Ils se regardèrent dans les yeux. Marc, à mi-voix, demanda :

— « Qu’est-ce qui t’arrête ? Tu crains de faire tort à l’un des deux ?… »

Annette, de la main, lui intima le silence :

— « Assez, mon Marc ! N’en parlons plus !… Je t’en reparlerai peut-être, dans quelques mois. J’ai besoin d’y penser, seule. Tu me troubles… Mais j’aime mon trouble, puisqu’il me vient de toi. Merci de m’avoir forcée à voir clair en moi ! »

Ils restèrent l’un auprès de l’autre, sans parler, regardant à leurs pieds la vallée. Annette dit…

— « Mon grand fils ! »

— « Sais-tu ? » dit Marc. « Je me retiens pour ne pas te dire : ma petite cadette… »

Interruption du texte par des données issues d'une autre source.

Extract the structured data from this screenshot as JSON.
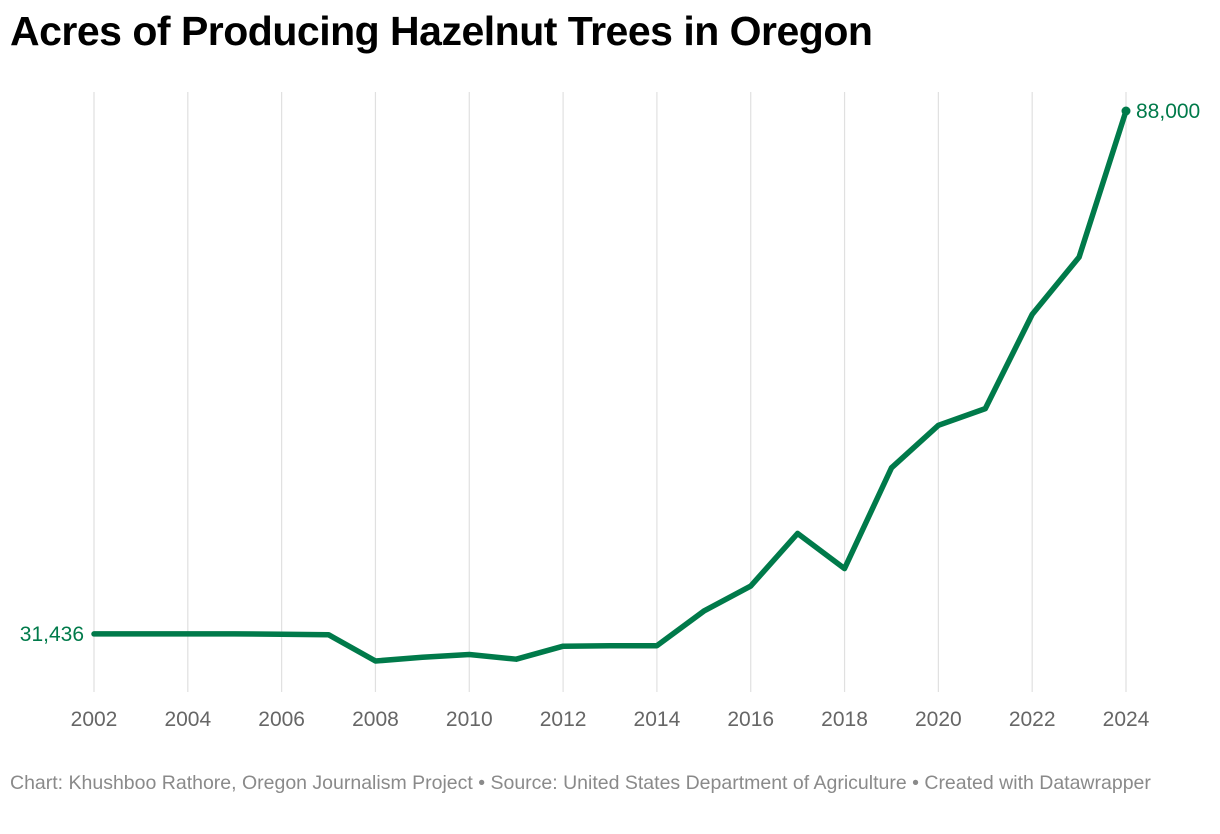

— « Et je le suis », dit Annette. « On rapetisse, en vieillissant. Et tu as grandi. C’est toi, à présent, mon aîné ! »

— « Appuie-toi donc ! »

Annette s’appuya. Ils écoutèrent, dans la vallée, le grondement d’un train qui passait. Annette dit :

— « C’est beau, d’en être arrivé à ce degré où l’on n’est plus que deux frères ; et c’est la sœur qui dit au frère : — « Tu es le chef. Guide-moi, à ton tour ! »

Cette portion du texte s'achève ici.